Na koniec chciałabym podziękować tym redakcjom, które zachowały powściągliwość w wydawaniu sądów i wyciąganiu pochopnych wniosków oraz zaapelować o nienagłaśnianie sprawy, ponieważ dotyczy ona emocjonalnej sfery życia nastolatki. W naszej ocenie nieprzemyślane postępowanie dziennikarzy może przysporzyć dodatkowych krzywd dziecku z tego względu, że już i tak uwikłane jest w sprawę  i związane z nią postępowanie, a oprócz tego może być narażone na krzywdzące oceny opinii publicznej i środowiska, w którym żyje. 

Odpowiedź „Gazety Radomszczańskiej” na oświadczenie dyrektora ZSG nr 7 oraz Stanowisko nauczycieli i rodziców ZSG nr 7 z 18 stycznia 2017 wystosowane przez dziennikarza Janusza Kucharskiego oraz wydawcy Andrzeja Andrysiaka.

1. „Gazeta Radomszczańska” opublikowała materiały „Molestowanie, ksiądz, dziecko i SMS-y” oraz „Dlaczego milczeliście?” ze względu na interes społeczny. Wbrew sugestiom zawartym w oświadczeniach dyrekcji ZSG nr 7 oraz nauczycieli i rodziców, nie jest nim „obarczanie winą szkoły za zaistniałą sytuację”, ale właśnie SMS-y wysyłane przez dorosłego do dziecka.
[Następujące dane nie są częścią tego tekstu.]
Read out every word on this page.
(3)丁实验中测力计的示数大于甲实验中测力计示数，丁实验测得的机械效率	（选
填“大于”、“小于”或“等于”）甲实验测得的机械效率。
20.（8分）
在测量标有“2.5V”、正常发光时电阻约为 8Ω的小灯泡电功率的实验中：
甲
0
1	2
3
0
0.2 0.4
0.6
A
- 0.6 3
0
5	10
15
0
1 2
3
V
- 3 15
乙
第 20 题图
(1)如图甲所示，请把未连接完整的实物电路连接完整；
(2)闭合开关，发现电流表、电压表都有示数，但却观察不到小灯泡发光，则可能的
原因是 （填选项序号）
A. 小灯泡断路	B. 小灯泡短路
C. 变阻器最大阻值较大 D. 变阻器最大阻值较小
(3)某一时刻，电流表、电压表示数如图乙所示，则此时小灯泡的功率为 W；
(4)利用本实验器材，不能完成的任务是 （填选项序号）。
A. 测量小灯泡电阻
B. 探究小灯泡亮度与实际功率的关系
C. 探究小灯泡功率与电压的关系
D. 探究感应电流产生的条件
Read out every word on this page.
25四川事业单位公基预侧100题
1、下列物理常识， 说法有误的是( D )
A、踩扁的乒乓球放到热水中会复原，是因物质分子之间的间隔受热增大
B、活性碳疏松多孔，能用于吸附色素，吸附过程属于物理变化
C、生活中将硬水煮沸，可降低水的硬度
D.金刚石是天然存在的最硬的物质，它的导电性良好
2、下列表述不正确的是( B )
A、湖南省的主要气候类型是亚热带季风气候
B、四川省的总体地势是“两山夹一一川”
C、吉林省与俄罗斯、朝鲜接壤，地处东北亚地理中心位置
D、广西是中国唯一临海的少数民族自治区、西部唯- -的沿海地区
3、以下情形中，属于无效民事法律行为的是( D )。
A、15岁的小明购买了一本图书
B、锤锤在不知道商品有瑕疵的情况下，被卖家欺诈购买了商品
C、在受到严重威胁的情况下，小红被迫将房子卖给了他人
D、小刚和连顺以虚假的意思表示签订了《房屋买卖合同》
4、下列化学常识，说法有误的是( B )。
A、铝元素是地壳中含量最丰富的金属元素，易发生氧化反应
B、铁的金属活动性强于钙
Takie postępowania należy ujawniać, zwłaszcza jeśli dotyczą osób zaufania publicznego, a taką jest ksiądz.

2. Szanujemy dorobek ZSG nr 7 i w żaden sposób go nie podważamy. Nasze pytania i wątpliwości dotyczą zachowania dyrekcji szkoły, nie grona nauczycielskiego. Zwracamy uwagę, że jedno i drugie nie jest tożsame. „Obrona przez atak” to stara metoda prowadzenia sporów, niestety stosowana zbyt często. Podobnie jak krytyka działań rządu czy prezydenta - obojętne, spod jakiego szyldu - nie jest atakiem na kraj czy naród, tak zastrzeżenia do postępowania dyrekcji nie są atakiem na samą szkołę czy jej nauczycieli.
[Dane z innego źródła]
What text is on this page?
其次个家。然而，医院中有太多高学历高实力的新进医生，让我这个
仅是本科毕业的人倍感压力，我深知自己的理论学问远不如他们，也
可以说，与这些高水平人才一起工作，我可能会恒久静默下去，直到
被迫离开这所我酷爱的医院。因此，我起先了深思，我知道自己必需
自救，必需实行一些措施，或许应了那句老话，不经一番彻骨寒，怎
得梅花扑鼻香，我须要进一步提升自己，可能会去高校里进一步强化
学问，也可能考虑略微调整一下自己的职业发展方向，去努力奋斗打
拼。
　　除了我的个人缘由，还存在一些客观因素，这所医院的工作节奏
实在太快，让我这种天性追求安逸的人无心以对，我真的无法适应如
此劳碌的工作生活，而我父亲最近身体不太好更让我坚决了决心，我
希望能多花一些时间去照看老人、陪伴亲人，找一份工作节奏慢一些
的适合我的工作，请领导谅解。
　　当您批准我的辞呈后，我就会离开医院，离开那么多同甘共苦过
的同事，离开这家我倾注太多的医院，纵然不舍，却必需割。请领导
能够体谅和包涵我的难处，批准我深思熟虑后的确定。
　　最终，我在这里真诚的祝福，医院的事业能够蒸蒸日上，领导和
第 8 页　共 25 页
3. Dyrekcja wydała specjalne oświadczenie w sprawie naszych artykułów, ale wciąż nie ustosunkowała się do zadanych przez nas pytań. Przypominamy dwa najważniejsze: co zrobiła w sprawie SMS-ów i dlaczego nie poinformowała organów ścigania. W oświadczeniu napisała, że „niezłożenie zawiadomienia wynikało z posiadanej wiedzy o tym, że prokuratora została już powiadomiona”. Ale opinia publiczna wciąż nie wie, czy ten fakt w prokuraturze zweryfikowała, jeśli tak, to w jaki sposób i po jakim czasie.
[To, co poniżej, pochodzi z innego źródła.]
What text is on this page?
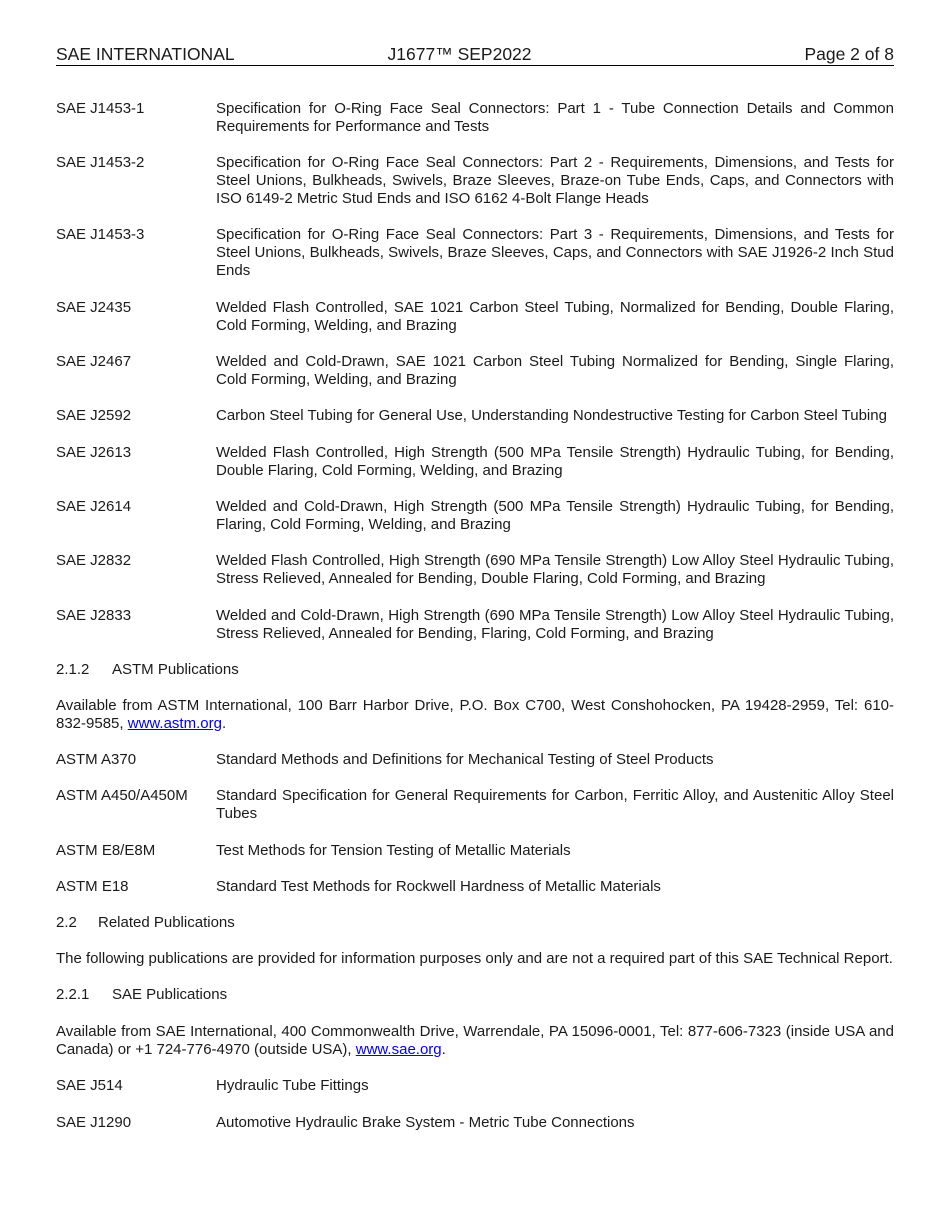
SAE INTERNATIONAL	J1677™ SEP2022	Page 2 of 8
SAE J1453-1	Specification for O-Ring Face Seal Connectors: Part 1 - Tube Connection Details and Common Requirements for Performance and Tests
SAE J1453-2	Specification for O-Ring Face Seal Connectors: Part 2 - Requirements, Dimensions, and Tests for Steel Unions, Bulkheads, Swivels, Braze Sleeves, Braze-on Tube Ends, Caps, and Connectors with ISO 6149-2 Metric Stud Ends and ISO 6162 4-Bolt Flange Heads
SAE J1453-3	Specification for O-Ring Face Seal Connectors: Part 3 - Requirements, Dimensions, and Tests for Steel Unions, Bulkheads, Swivels, Braze Sleeves, Caps, and Connectors with SAE J1926-2 Inch Stud Ends
SAE J2435	Welded Flash Controlled, SAE 1021 Carbon Steel Tubing, Normalized for Bending, Double Flaring, Cold Forming, Welding, and Brazing
SAE J2467	Welded and Cold-Drawn, SAE 1021 Carbon Steel Tubing Normalized for Bending, Single Flaring, Cold Forming, Welding, and Brazing
SAE J2592	Carbon Steel Tubing for General Use, Understanding Nondestructive Testing for Carbon Steel Tubing
SAE J2613	Welded Flash Controlled, High Strength (500 MPa Tensile Strength) Hydraulic Tubing, for Bending, Double Flaring, Cold Forming, Welding, and Brazing
SAE J2614	Welded and Cold-Drawn, High Strength (500 MPa Tensile Strength) Hydraulic Tubing, for Bending, Flaring, Cold Forming, Welding, and Brazing
SAE J2832	Welded Flash Controlled, High Strength (690 MPa Tensile Strength) Low Alloy Steel Hydraulic Tubing, Stress Relieved, Annealed for Bending, Double Flaring, Cold Forming, and Brazing
SAE J2833	Welded and Cold-Drawn, High Strength (690 MPa Tensile Strength) Low Alloy Steel Hydraulic Tubing, Stress Relieved, Annealed for Bending, Flaring, Cold Forming, and Brazing
2.1.2 ASTM Publications
Available from ASTM International, 100 Barr Harbor Drive, P.O. Box C700, West Conshohocken, PA 19428-2959, Tel: 610-832-9585, www.astm.org.
ASTM A370	Standard Methods and Definitions for Mechanical Testing of Steel Products
ASTM A450/A450M	Standard Specification for General Requirements for Carbon, Ferritic Alloy, and Austenitic Alloy Steel Tubes
ASTM E8/E8M	Test Methods for Tension Testing of Metallic Materials
ASTM E18	Standard Test Methods for Rockwell Hardness of Metallic Materials
2.2 Related Publications
The following publications are provided for information purposes only and are not a required part of this SAE Technical Report.
2.2.1 SAE Publications
Available from SAE International, 400 Commonwealth Drive, Warrendale, PA 15096-0001, Tel: 877-606-7323 (inside USA and Canada) or +1 724-776-4970 (outside USA), www.sae.org.
SAE J514	Hydraulic Tube Fittings
SAE J1290	Automotive Hydraulic Brake System - Metric Tube Connections
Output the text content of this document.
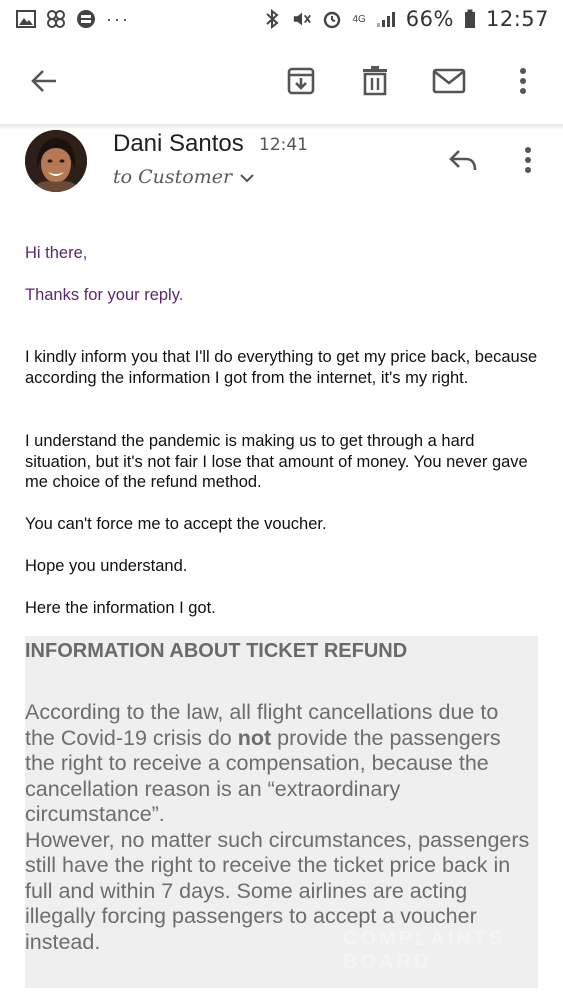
···	4G 66% 12:57
Dani Santos 12:41
to Customer

Hi there,

Thanks for your reply.

I kindly inform you that I'll do everything to get my price back, because according the information I got from the internet, it's my right.

I understand the pandemic is making us to get through a hard situation, but it's not fair I lose that amount of money. You never gave me choice of the refund method.

You can't force me to accept the voucher.

Hope you understand.

Here the information I got.

INFORMATION ABOUT TICKET REFUND
According to the law, all flight cancellations due to the Covid-19 crisis do not provide the passengers the right to receive a compensation, because the cancellation reason is an “extraordinary circumstance”.
However, no matter such circumstances, passengers still have the right to receive the ticket price back in full and within 7 days. Some airlines are acting illegally forcing passengers to accept a voucher instead.	COMPLAINTS
BOARD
4. Dyrektor szkoły twierdzi, że „wspomniane wyżej artykuły są konsekwencją odmowy redaktorowi gazety okazania się dokumentami w sprawie i poinformowania go o szczegółach podejmowanych działań” oraz że „nie otrzymała od żadnego redaktora Gazety Radomszczańskiej” wiadomości z prośbą o kontakt. Tu dyrektor szkoły mija się z prawdą. Jeszcze przed publikacją pierwszego materiału, w ostatnim tygodniu grudnia 2016, na terenie szkoły odbyło się spotkanie redaktora Gazety Janusza Kucharskiego, dyrektor Aleksandry Gniłki oraz jej zastępcy Radosława Bartnika, na którym szczegółowo rozmawiano o sprawie. Na prośbę dyrekcji było to spotkanie nieoficjalnie, dlatego nie informowaliśmy o nim w artykułach. Właśnie podczas tej rozmowy padły stwierdzenia „matka zabroniła informować kogokolwiek o sprawie” oraz że dyrekcja informowała kuratorium. Jeszcze przed publikacją wystąpiliśmy do dyrekcji o oficjalny komentarz, ale tego już nam odmówiono.

5. Po publikacji pierwszego tekstu próbowaliśmy się skontaktować z dyrektorką szkoły wielokrotnie. Twierdzenie, że „nie otrzymałam żadnej wiadomości z prośbą o kontakt” możemy uznać tylko za żart, choć w kontekście sprawy byłby to termin bardzo nie na miejscu.

6. Dyrekcja w oświadczeniu pyta, w jaki sposób dziennikarze, którzy wiedzieli o sprawie, pomogli dziecku. Odpowiedź znajduje się w wydaniach Gazety Radomszczańskiej z 5 i 12 stycznia. Przez dwa miesiące badaliśmy sprawę i ją ujawniliśmy. W trosce o to, że taki - i podobne procedery - zostaną przerwane, gdy tylko dorośli się o nich dowiedzą.

W oświadczeniu nauczycieli i rodziców napisano, że „misją mediów jest publikowanie rzetelnych przekazów, które kształtują opinię publiczną”, a w swoim stanowisku dyrekcja zaapelowała „o nienagłaśnianie sprawy”. Odpowiadamy: naszą rolą jest rzetelne informowanie. I to właśnie robimy. Zdajemy sobie sprawę, że samopoczucie dyrekcji szkoły byłoby dużo lepsze, gdyby nikt o SMS-ach nie usłyszał, a sprawa została zamieciona pod dywan. „Gazeta Radomszczańska” zawsze będzie walczyć z taką postawą. Taka nasza misja.